4-21. Running Code in Parallel Using AsParallel() and AsOrdered() Operators
Making use of all your computing power is simple with LINQ. By using the AsParallel() operator, you can “automagically” make sure that your code runs faster. But be warned, plugging in AsParallel() doesn’t always guarantee faster execution time. Sometimes it might take longer to distribute the task to multiple processors, and it can take a longer time running the code in parallel than in sequential mode. AsParallel() splits the input data to multiple groups so the order of the elements in the input doesn’t remain intact. If you care about the order of the elements in the result, plug in AsOrdered() right after the AsParallel() call.
Problem
Create a program that finds all the prime numbers from 1 to 10,000—fast.
Solution
The solution is as follows:
using System;
using System.Collections.Generic;
using System.Diagnostics;
using System.Linq;
using System.Text;
using System.Threading.Tasks;
namespace RefactoringWithAsParallel
{
class Program
{
static void Main(string[] args)
{
Stopwatch w = new Stopwatch();
w.Start();
List<int> Qs = new List<int>();
List<int> Qsp = new List<int>();
for (int i = 0; i < 2; i++)
Qs = Enumerable.Range(1, 10000).Where(d => Enumerable.Range(2, d / 2)
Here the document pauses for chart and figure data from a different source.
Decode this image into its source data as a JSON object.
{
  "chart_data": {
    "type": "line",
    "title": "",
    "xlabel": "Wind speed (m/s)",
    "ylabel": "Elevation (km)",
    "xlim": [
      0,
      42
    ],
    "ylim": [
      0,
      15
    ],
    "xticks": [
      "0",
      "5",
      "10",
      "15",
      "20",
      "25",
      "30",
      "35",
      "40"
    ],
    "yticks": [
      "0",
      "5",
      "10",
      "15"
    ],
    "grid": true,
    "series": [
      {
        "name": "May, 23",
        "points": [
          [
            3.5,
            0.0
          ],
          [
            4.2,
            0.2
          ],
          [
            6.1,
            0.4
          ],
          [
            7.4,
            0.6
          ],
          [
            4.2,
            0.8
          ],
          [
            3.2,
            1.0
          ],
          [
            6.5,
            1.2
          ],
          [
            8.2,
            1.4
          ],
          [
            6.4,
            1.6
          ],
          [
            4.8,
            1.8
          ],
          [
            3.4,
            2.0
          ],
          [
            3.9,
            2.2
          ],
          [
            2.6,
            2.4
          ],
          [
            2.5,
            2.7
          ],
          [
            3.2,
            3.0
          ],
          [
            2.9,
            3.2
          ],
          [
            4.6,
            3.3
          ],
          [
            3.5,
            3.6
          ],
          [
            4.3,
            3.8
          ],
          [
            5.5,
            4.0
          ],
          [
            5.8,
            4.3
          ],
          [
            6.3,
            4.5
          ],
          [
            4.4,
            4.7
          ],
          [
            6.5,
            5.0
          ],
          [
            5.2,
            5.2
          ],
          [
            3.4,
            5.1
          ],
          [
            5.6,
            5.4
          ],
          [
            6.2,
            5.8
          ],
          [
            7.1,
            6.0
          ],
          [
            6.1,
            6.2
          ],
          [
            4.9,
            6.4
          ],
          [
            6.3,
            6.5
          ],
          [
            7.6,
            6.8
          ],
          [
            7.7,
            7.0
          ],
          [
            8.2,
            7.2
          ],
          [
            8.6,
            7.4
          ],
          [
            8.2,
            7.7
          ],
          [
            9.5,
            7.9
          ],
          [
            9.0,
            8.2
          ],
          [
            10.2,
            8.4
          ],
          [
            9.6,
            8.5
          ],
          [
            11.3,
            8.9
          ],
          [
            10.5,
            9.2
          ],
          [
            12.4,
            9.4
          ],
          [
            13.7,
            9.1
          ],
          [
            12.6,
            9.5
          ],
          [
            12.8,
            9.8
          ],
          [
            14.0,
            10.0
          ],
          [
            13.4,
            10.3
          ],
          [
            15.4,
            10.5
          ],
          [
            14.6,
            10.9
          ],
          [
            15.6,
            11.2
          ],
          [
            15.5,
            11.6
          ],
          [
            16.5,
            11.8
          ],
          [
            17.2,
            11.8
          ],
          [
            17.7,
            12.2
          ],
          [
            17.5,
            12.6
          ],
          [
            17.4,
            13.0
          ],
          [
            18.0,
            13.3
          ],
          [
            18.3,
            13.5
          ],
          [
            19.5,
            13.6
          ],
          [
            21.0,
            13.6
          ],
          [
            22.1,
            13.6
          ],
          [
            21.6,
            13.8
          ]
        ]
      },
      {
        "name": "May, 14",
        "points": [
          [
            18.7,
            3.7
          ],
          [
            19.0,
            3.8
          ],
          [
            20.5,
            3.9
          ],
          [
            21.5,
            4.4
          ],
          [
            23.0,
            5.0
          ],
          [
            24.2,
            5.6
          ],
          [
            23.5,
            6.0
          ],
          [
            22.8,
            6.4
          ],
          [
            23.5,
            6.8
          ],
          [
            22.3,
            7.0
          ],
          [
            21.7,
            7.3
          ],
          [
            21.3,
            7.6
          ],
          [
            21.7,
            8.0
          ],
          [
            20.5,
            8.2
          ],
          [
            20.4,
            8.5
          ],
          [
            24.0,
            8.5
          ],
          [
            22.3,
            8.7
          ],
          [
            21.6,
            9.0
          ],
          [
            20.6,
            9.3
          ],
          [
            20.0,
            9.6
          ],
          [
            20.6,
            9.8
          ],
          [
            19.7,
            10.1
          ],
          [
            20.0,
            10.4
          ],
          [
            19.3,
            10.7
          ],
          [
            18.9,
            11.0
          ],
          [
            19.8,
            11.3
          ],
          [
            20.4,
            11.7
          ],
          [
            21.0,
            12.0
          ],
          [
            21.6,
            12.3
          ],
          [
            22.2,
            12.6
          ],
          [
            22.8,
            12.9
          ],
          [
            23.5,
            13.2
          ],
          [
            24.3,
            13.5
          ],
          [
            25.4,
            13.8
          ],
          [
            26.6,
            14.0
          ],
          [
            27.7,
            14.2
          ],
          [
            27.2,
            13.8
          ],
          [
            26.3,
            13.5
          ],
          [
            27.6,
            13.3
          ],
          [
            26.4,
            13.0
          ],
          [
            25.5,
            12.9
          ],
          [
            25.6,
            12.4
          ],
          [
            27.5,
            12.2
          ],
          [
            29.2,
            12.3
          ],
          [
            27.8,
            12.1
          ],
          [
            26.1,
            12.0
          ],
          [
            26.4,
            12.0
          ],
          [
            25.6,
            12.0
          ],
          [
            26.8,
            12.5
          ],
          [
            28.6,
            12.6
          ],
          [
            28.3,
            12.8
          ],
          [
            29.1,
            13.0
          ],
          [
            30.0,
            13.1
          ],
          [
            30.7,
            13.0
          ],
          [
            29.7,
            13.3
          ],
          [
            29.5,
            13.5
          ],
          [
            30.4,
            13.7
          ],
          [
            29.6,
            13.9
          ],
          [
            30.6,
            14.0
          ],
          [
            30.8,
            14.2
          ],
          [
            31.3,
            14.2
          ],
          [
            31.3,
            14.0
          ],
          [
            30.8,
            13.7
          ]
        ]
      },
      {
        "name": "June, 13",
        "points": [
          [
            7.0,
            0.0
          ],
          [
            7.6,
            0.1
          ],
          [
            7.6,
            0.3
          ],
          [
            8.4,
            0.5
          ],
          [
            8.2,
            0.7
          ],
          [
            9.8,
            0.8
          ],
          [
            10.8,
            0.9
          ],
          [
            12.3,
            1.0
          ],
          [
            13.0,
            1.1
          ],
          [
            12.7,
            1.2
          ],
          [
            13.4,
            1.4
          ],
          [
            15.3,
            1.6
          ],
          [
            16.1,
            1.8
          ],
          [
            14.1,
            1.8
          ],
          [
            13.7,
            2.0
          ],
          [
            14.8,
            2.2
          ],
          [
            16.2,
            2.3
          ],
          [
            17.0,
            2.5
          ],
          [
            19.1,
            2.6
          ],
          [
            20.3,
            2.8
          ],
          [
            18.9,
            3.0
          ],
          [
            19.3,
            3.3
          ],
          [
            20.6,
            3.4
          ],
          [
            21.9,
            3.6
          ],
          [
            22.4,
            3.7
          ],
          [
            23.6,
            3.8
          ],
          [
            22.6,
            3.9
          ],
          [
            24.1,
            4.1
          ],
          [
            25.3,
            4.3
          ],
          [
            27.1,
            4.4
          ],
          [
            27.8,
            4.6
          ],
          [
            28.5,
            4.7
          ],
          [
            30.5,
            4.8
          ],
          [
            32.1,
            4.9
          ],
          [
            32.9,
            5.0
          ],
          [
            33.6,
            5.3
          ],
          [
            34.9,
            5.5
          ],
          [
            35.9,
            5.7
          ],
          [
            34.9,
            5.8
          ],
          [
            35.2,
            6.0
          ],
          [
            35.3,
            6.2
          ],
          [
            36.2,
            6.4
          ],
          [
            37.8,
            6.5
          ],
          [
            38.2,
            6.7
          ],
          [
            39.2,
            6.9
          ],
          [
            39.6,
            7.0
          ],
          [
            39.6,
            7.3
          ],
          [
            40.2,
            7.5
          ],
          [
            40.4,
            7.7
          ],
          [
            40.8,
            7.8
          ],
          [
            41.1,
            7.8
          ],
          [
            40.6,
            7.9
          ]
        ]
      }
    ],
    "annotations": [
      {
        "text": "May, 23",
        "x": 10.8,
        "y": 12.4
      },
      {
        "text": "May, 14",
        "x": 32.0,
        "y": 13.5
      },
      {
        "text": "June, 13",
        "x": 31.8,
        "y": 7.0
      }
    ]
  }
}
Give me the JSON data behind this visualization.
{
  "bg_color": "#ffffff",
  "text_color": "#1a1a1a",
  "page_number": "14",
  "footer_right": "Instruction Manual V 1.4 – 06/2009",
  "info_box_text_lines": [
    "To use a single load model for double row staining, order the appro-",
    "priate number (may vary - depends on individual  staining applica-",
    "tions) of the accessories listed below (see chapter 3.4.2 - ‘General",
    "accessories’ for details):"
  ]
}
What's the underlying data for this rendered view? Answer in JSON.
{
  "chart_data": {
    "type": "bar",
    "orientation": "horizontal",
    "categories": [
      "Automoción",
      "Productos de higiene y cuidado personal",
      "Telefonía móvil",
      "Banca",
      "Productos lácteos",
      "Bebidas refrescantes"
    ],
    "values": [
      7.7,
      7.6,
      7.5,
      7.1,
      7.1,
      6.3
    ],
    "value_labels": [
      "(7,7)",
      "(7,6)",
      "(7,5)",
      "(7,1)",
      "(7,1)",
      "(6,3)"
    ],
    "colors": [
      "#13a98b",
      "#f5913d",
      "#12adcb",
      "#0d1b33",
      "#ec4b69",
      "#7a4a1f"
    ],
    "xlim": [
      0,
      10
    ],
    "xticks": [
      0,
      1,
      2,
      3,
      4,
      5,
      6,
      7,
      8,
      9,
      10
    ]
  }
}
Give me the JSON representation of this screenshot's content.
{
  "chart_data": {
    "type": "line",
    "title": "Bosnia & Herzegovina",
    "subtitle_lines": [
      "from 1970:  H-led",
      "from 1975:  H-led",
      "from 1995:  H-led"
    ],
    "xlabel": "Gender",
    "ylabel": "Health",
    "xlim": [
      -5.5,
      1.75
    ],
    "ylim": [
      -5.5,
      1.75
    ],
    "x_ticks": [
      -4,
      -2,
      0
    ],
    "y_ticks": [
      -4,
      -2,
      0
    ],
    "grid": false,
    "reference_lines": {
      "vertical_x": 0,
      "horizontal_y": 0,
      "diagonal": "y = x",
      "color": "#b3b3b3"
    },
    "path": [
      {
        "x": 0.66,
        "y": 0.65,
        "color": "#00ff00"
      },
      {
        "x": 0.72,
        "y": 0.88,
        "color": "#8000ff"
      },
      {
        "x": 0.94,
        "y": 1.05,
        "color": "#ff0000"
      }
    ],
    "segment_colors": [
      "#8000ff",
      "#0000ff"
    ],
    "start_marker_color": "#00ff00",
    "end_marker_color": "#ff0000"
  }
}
.All(e => d % e != 0)).ToList();
w.Stop();
double timeWithoutParallelization = w.Elapsed.TotalMilliseconds;
Stopwatch w2 = new Stopwatch();
w2.Start();
for (int i = 0; i < 2; i++)
Qsp = Enumerable.Range(1, 10000).AsParallel().Where(d =>
Enumerable.Range(2, d / 2)
.All(e => d % e != 0)).ToList();
w2.Stop();
double timeWithParallelization = w2.Elapsed.TotalMilliseconds;
double percentageGainInPerformance = (timeWithoutParallelization -
timeWithParallelization) /
timeWithoutParallelization;
bool isSame = Qs.SequenceEqual(Qsp);
}
}
}
How It Works
Although the algorithm used to check whether the number is prime or not is naïve, that’s not the point. The point is that adding AsParallel() makes the code faster. I recommend that you run the program multiple times and check the value of percentageGainInPerformance. For me, that value was roughly between 29% and 45%. However, you will see that isSame is false, because the order of the elements in the result obtained by applying AsParallel() is not the same as that of the input. If you want to guarantee the order, add AsOrdered() right afterAsParallel(), as shown next.
Qsp = Enumerable.Range(1, 10000).AsParallel().AsOrdered().Where(d => Enumerable.Range(2, d / 2)
.All(e => d % e != 0)).ToList();
Note that adding AsOrdered() decreases the performance gain a little. And if you think for a while, that’s intuitive. Because after the result is obtained, the program has to order it back as per the order of the elements in the input collection.
Summary
This chapter provided some strategies for refactoring loops with LINQ queries, resulting in cleaner, more-intuitive code. You can make a query run in parallel just by using the AsParallel() operator after the collection, and you can order the result by calling AsOrdered() if the order is important to you. The next chapter takes this concept further to explore using LINQ to help improve readability and maintainability—and even improve code performance—by implementing embedded domain-specific languages (DSLs) for several practical purposes.